White-hat hackers joined the white coats in a simulation of a hacked medical device during this year’s RSA Conference in an effort to demonstrate the very real cyber risk faced by healthcare organizations in securing medical devices.
“Our dependence on connected technology is growing much faster than our ability to secure it,” said Josh Corman, chief security officer and founder of cybersecurity firm PTC.
“Nothing’s going to change until someone dies, so we’re going to do what any good, self-respecting hackers would do and we killed people,” said Corman.
“We have to do better to try to make sure these devices are trustworthy,” said Corman. Healthcare organizations are already fighting an uphill battle against cyber risk, he explained, sharing the results of a survey PTC conducted in collaboration with the US Food and Drug Administration.
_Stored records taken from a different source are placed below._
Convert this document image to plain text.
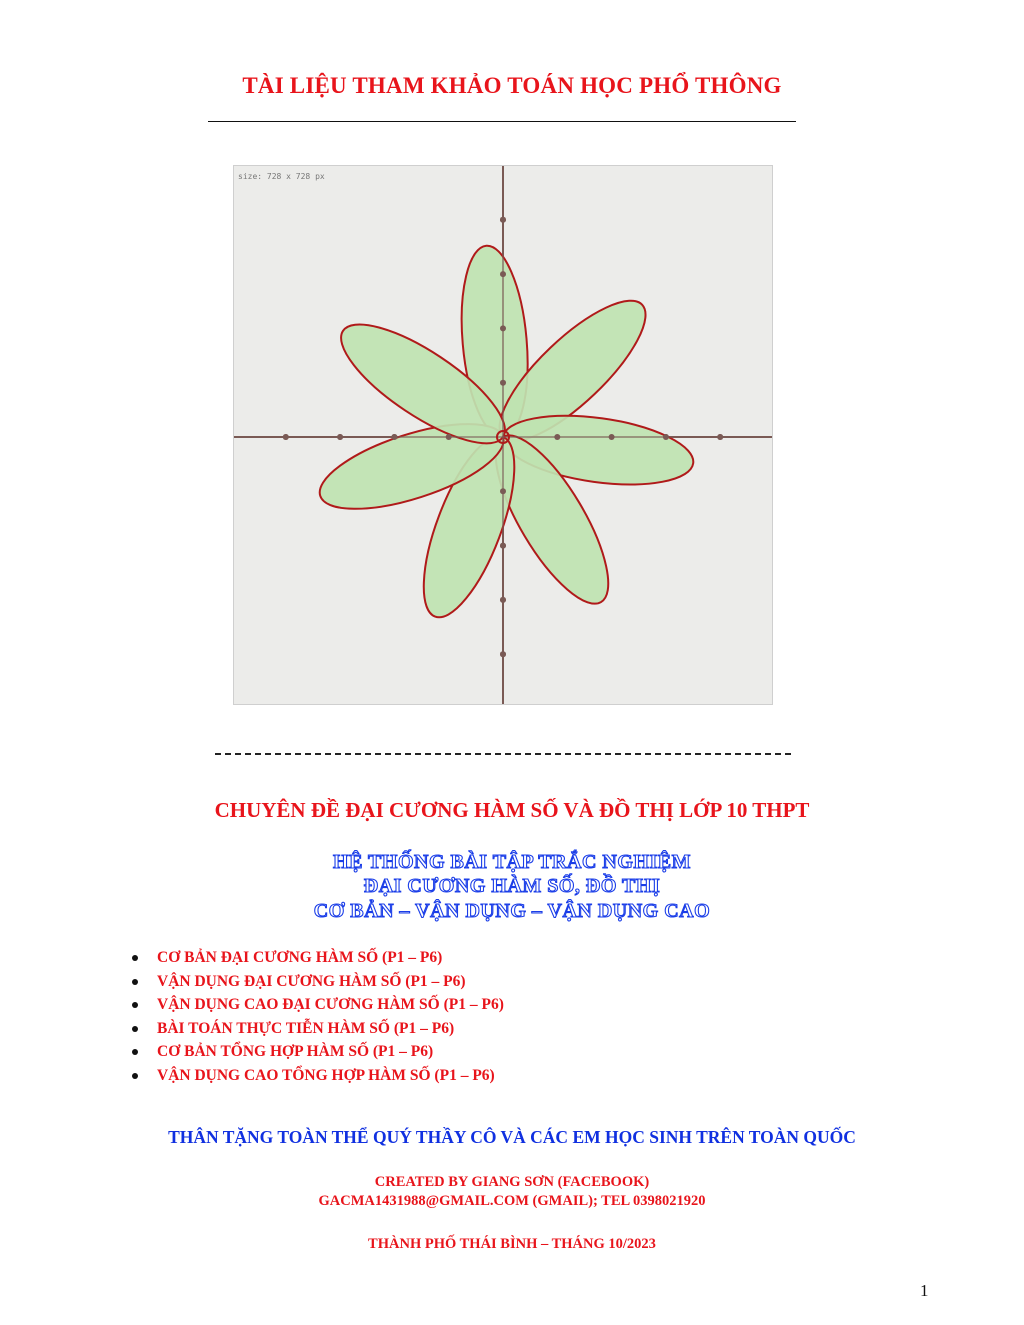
TÀI LIỆU THAM KHẢO TOÁN HỌC PHỔ THÔNG
size: 728 x 728 px
CHUYÊN ĐỀ ĐẠI CƯƠNG HÀM SỐ VÀ ĐỒ THỊ LỚP 10 THPT
HỆ THỐNG BÀI TẬP TRẮC NGHIỆM
ĐẠI CƯƠNG HÀM SỐ, ĐỒ THỊ
CƠ BẢN – VẬN DỤNG – VẬN DỤNG CAO
CƠ BẢN ĐẠI CƯƠNG HÀM SỐ (P1 – P6)
VẬN DỤNG ĐẠI CƯƠNG HÀM SỐ (P1 – P6)
VẬN DỤNG CAO ĐẠI CƯƠNG HÀM SỐ (P1 – P6)
BÀI TOÁN THỰC TIỄN HÀM SỐ (P1 – P6)
CƠ BẢN TỔNG HỢP HÀM SỐ (P1 – P6)
VẬN DỤNG CAO TỔNG HỢP HÀM SỐ (P1 – P6)
THÂN TẶNG TOÀN THỂ QUÝ THẦY CÔ VÀ CÁC EM HỌC SINH TRÊN TOÀN QUỐC
CREATED BY GIANG SƠN (FACEBOOK)
GACMA1431988@GMAIL.COM (GMAIL); TEL 0398021920
THÀNH PHỐ THÁI BÌNH – THÁNG 10/2023
1
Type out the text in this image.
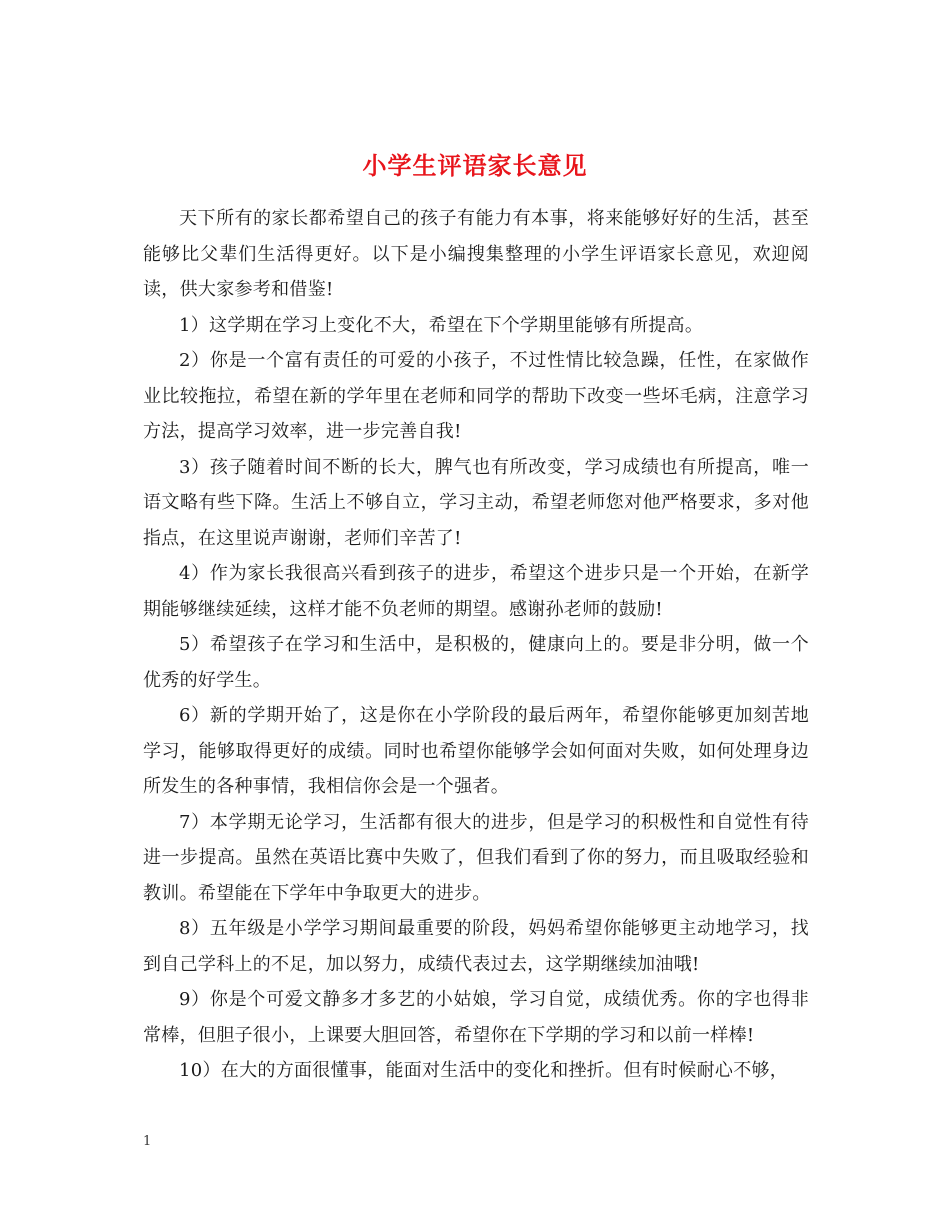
小学生评语家长意见

天下所有的家长都希望自己的孩子有能力有本事，将来能够好好的生活，甚至能够比父辈们生活得更好。以下是小编搜集整理的小学生评语家长意见，欢迎阅读，供大家参考和借鉴!

1）这学期在学习上变化不大，希望在下个学期里能够有所提高。

2）你是一个富有责任的可爱的小孩子，不过性情比较急躁，任性，在家做作业比较拖拉，希望在新的学年里在老师和同学的帮助下改变一些坏毛病，注意学习方法，提高学习效率，进一步完善自我!

3）孩子随着时间不断的长大，脾气也有所改变，学习成绩也有所提高，唯一语文略有些下降。生活上不够自立，学习主动，希望老师您对他严格要求，多对他指点，在这里说声谢谢，老师们辛苦了!

4）作为家长我很高兴看到孩子的进步，希望这个进步只是一个开始，在新学期能够继续延续，这样才能不负老师的期望。感谢孙老师的鼓励!

5）希望孩子在学习和生活中，是积极的，健康向上的。要是非分明，做一个优秀的好学生。

6）新的学期开始了，这是你在小学阶段的最后两年，希望你能够更加刻苦地学习，能够取得更好的成绩。同时也希望你能够学会如何面对失败，如何处理身边所发生的各种事情，我相信你会是一个强者。

7）本学期无论学习，生活都有很大的进步，但是学习的积极性和自觉性有待进一步提高。虽然在英语比赛中失败了，但我们看到了你的努力，而且吸取经验和教训。希望能在下学年中争取更大的进步。

8）五年级是小学学习期间最重要的阶段，妈妈希望你能够更主动地学习，找到自己学科上的不足，加以努力，成绩代表过去，这学期继续加油哦!

9）你是个可爱文静多才多艺的小姑娘，学习自觉，成绩优秀。你的字也得非常棒，但胆子很小，上课要大胆回答，希望你在下学期的学习和以前一样棒!

10）在大的方面很懂事，能面对生活中的变化和挫折。但有时候耐心不够，

1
The study showed that 85 percent of hospitals don’t employ even one cybersecurity professional, showing a severe talent shortage. In addition, the systems hospitals are defending frequently run on Windows XP or older.
Additionally, a push by the federal government to shift to electronic medical records mean “has forced medical systems that were never meant to connect to anything to connect to everything.”
“The blast radius is typically the entire healthcare organization,” Corman said. With 1,000 or more vulnerabilities discovered in the typical medical device, he added, the threat is not just loss of records or a HIPAA violation, but the disruption of critical medical care.